Pats Rubber Legs

Jiggly Pat's | Fly Tyer

Jiggly Pat’s

by Tim Flagler

In doing research for this article, I was rather shocked to find out that Pat Bennett didn’t invent his Pat’s Rubber Legs until 1995. The pattern is so ubiquitous, particularly in the western United States, I thought it’d been around for at least fifty years. The research also revealed there had been predecessors to it, principally the Girdle Bug.

Mr. Bennett came up with what most people now know as the Pat’s Rubber Legs while fishing in Island Park, Idaho. It’s a somewhat simple affair that’s often tied heavy with considerable wraps of lead or lead-free wire. This is beneath a usually coffee and black chenille body with black or brown Flexi-Floss legs, antennae and tails protruding outward. Mr. Bennett designed the pattern to imitate a stonefly, which it does admirably, but many consider it to be a general attractor pattern.

As is the case with other fly patterns, tiers, myself included, have come up with a multitude of variations over the years. For me, getting to this pattern, the Jiggly Pat’s, has been an evolutionary process. Of course I started out tying a pretty standard Pat’s. The Flexi-Floss legs, however, kind of threw me. I found them to be a bit unruly and they ended up pointing in random directions on the finished fly, not my favorite look.

Because of this, I swapped the Flexi-Floss for small-sized black round rubber legs. These I find offer more movement and greater consistency between individual flies. I also added a tungsten bead, for additional weight and to give the fly a round, somewhat broad head, similar to stonefly naturals. While I was at it, I separated the fly into an abdominal section of coffee and black chenille and a thorax of picked-out chocolate brown Aussie Possum. Of course the thorax needed a wing case, which I produced with pheasant tail fibers and UV cure resin. And, oh yeah, I trimmed the chenille to gently taper and flatten the body. I call the pattern the “Pat’s Plus” and pretty much fish it as opposed to an original Pat’s.

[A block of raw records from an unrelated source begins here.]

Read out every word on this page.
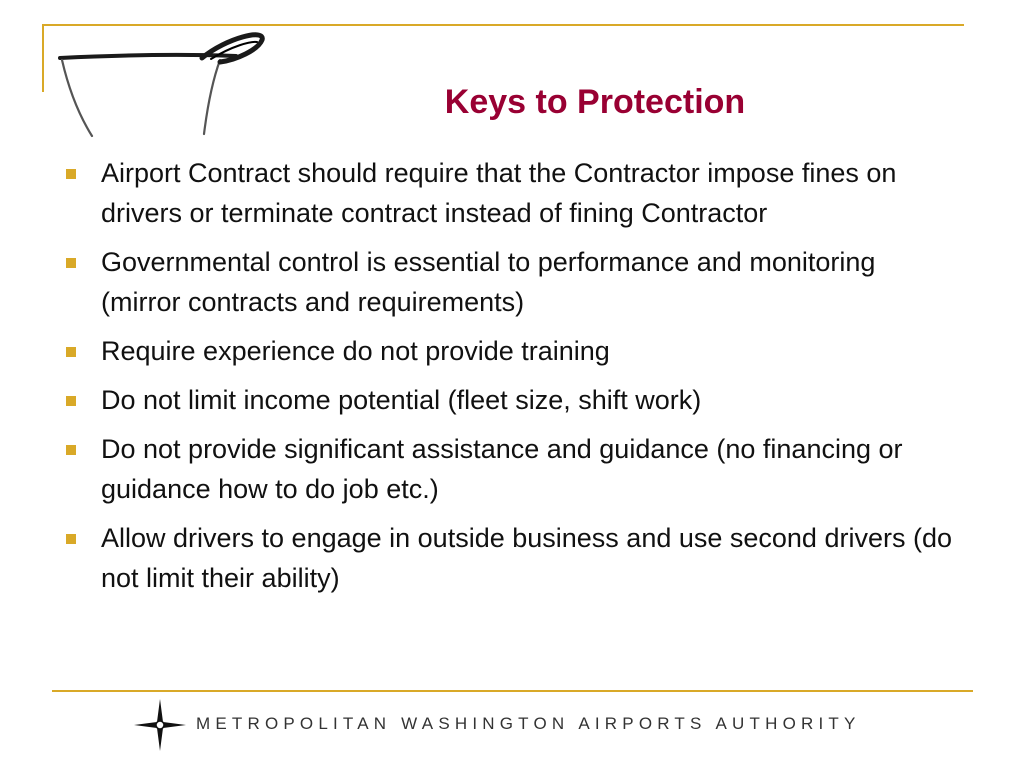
Keys to Protection
Airport Contract should require that the Contractor impose fines on drivers or terminate contract instead of fining Contractor
Governmental control is essential to performance and monitoring (mirror contracts and requirements)
Require experience do not provide training
Do not limit income potential (fleet size, shift work)
Do not provide significant assistance and guidance (no financing or guidance how to do job etc.)
Allow drivers to engage in outside business and use second drivers (do not limit their ability)
METROPOLITAN WASHINGTON AIRPORTS AUTHORITY
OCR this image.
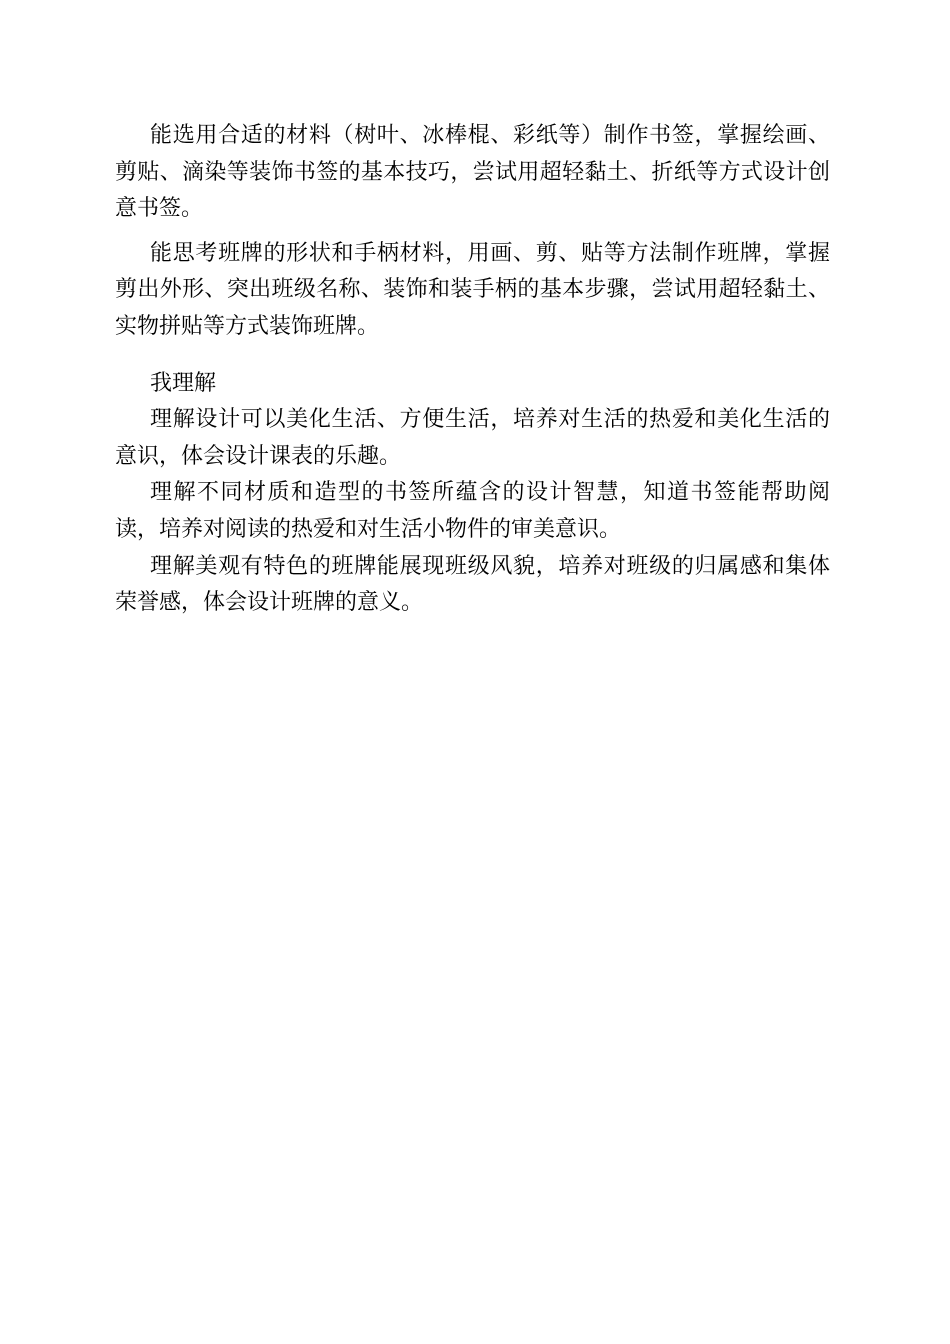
能选用合适的材料（树叶、冰棒棍、彩纸等）制作书签，掌握绘画、剪贴、滴染等装饰书签的基本技巧，尝试用超轻黏土、折纸等方式设计创意书签。

能思考班牌的形状和手柄材料，用画、剪、贴等方法制作班牌，掌握剪出外形、突出班级名称、装饰和装手柄的基本步骤，尝试用超轻黏土、实物拼贴等方式装饰班牌。

我理解

理解设计可以美化生活、方便生活，培养对生活的热爱和美化生活的意识，体会设计课表的乐趣。

理解不同材质和造型的书签所蕴含的设计智慧，知道书签能帮助阅读，培养对阅读的热爱和对生活小物件的审美意识。

理解美观有特色的班牌能展现班级风貌，培养对班级的归属感和集体荣誉感，体会设计班牌的意义。
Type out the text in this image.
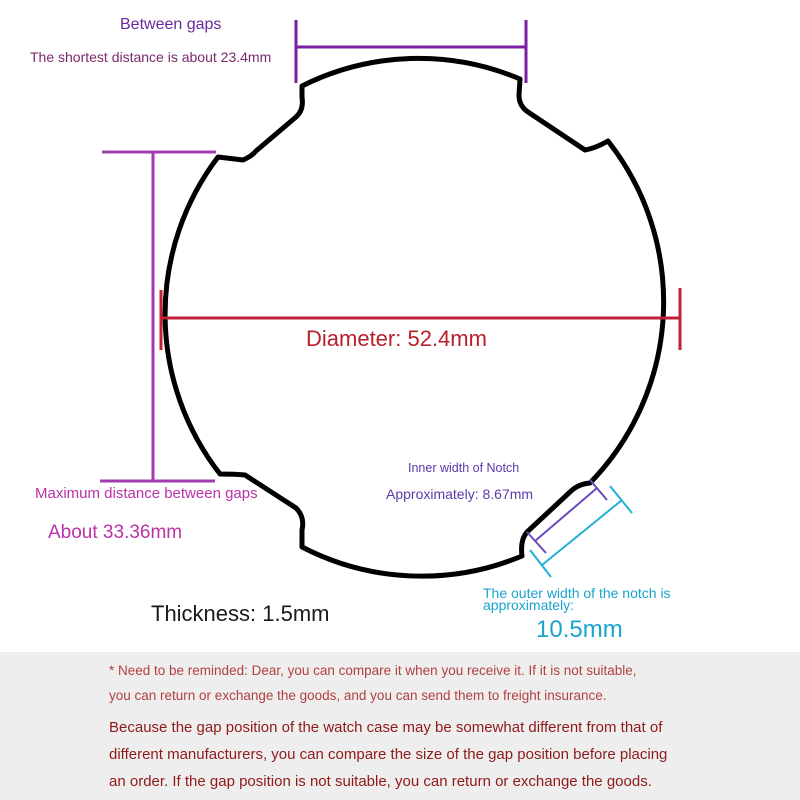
Between gaps
The shortest distance is about 23.4mm
Diameter: 52.4mm
Inner width of Notch
Approximately: 8.67mm
Maximum distance between gaps
About 33.36mm
The outer width of the notch is approximately:
10.5mm
Thickness: 1.5mm
* Need to be reminded: Dear, you can compare it when you receive it. If it is not suitable,
you can return or exchange the goods, and you can send them to freight insurance.
Because the gap position of the watch case may be somewhat different from that of
different manufacturers, you can compare the size of the gap position before placing
an order. If the gap position is not suitable, you can return or exchange the goods.
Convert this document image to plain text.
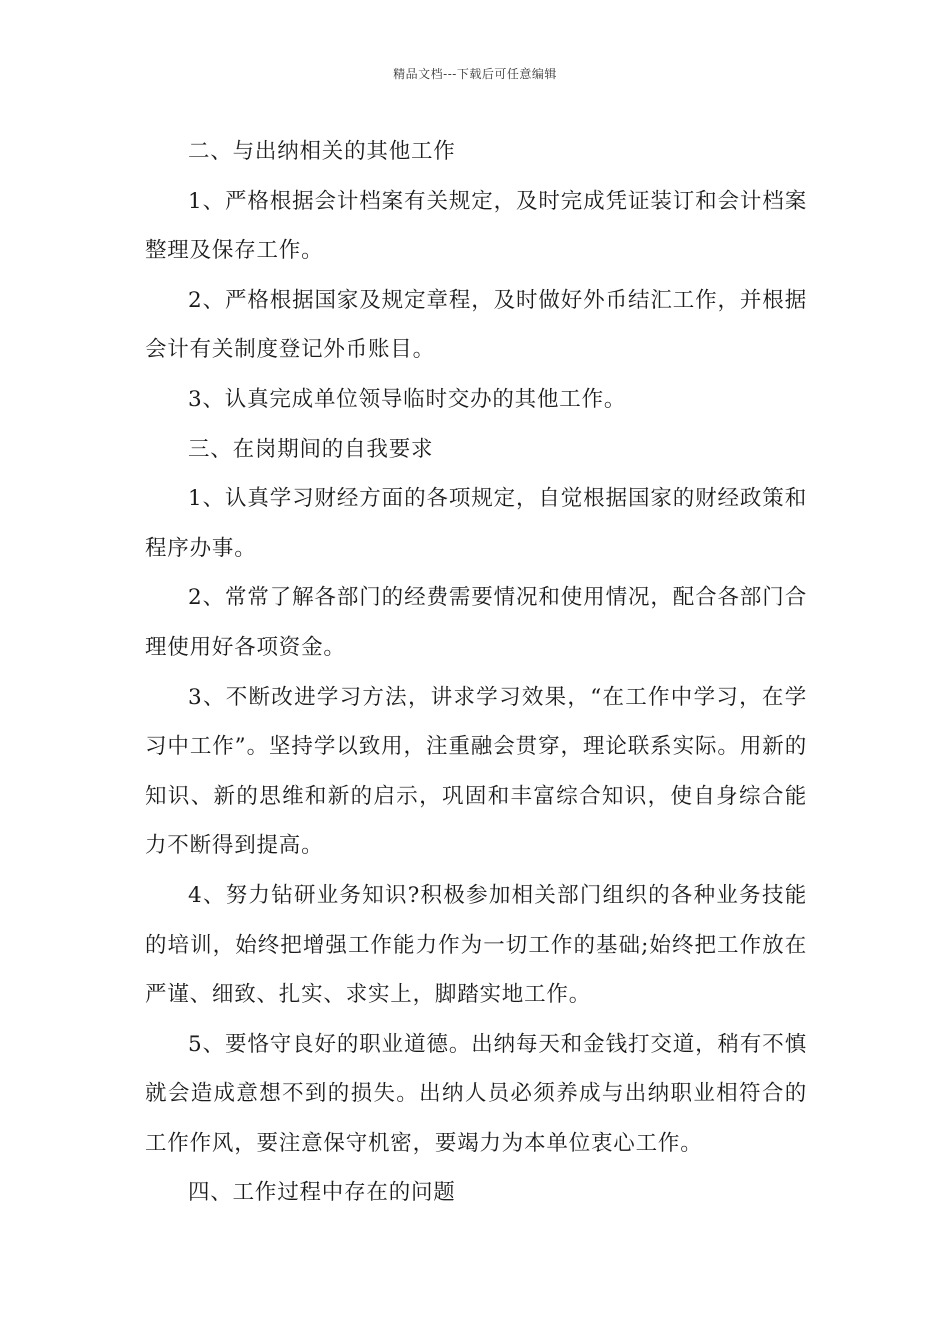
精品文档---下载后可任意编辑

二、与出纳相关的其他工作

1、严格根据会计档案有关规定，及时完成凭证装订和会计档案整理及保存工作。

2、严格根据国家及规定章程，及时做好外币结汇工作，并根据会计有关制度登记外币账目。

3、认真完成单位领导临时交办的其他工作。

三、在岗期间的自我要求

1、认真学习财经方面的各项规定，自觉根据国家的财经政策和程序办事。

2、常常了解各部门的经费需要情况和使用情况，配合各部门合理使用好各项资金。

3、不断改进学习方法，讲求学习效果，“在工作中学习，在学习中工作”。坚持学以致用，注重融会贯穿，理论联系实际。用新的知识、新的思维和新的启示，巩固和丰富综合知识，使自身综合能力不断得到提高。

4、努力钻研业务知识?积极参加相关部门组织的各种业务技能的培训，始终把增强工作能力作为一切工作的基础;始终把工作放在严谨、细致、扎实、求实上，脚踏实地工作。

5、要恪守良好的职业道德。出纳每天和金钱打交道，稍有不慎就会造成意想不到的损失。出纳人员必须养成与出纳职业相符合的工作作风，要注意保守机密，要竭力为本单位衷心工作。

四、工作过程中存在的问题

The third step in the evolutionary process is called the “Get It Down Pat’s”. It’s tied on a jig hook and features a tungsten bead, the same round rubber legs as it’s predecessor but a kind of unique extended body of furled chenille. The idea was to create a Pat’s that would be less likely to get snagged on the bottom, hence the jig hook which typically rides more hook point up than a traditional J hook. Also, I ‘ve found short-shanked hooks tend to lose less fish than longer-shanked ones, for me anyway.

The Jiggly Pat’s is the most recent step in the evolutionary process . . notice how I didn’t say final. It’s for all intents and purposes a Get It Down Pat’s but with an articulated abdomen that’s free to move up, down and sideways with the slightest bit of motion from the fly or the current. Some have suggested leaving the hook bend on the trailing section but I prefer not to, as unhooking two hooks is always more difficult than one.

Link to video on how to tie this fly

Jiggly Pat’s Recipe:

Rear Hook:                Lightning Strike NH7, size 10.
Thread:                      UTC 140 Denier, black.
Body:                          Variegated chenille, medium, black/coffee.
Tails:                          Round rubber legs, small, black.
Front Hook:               JF2 jig hook, size 10.
Bead:                         Slotted tungsten, 5/32”, black nickel.
Thread:                      UTC 140 Denier, black.
Weight:                      Lead-free wire, .020.
Articulation joint:       8-pound test leader material (Maxima Chameleon).
Body:                          Variegated chenille, medium, black/coffee.
Legs:                          Round rubber legs, small, black.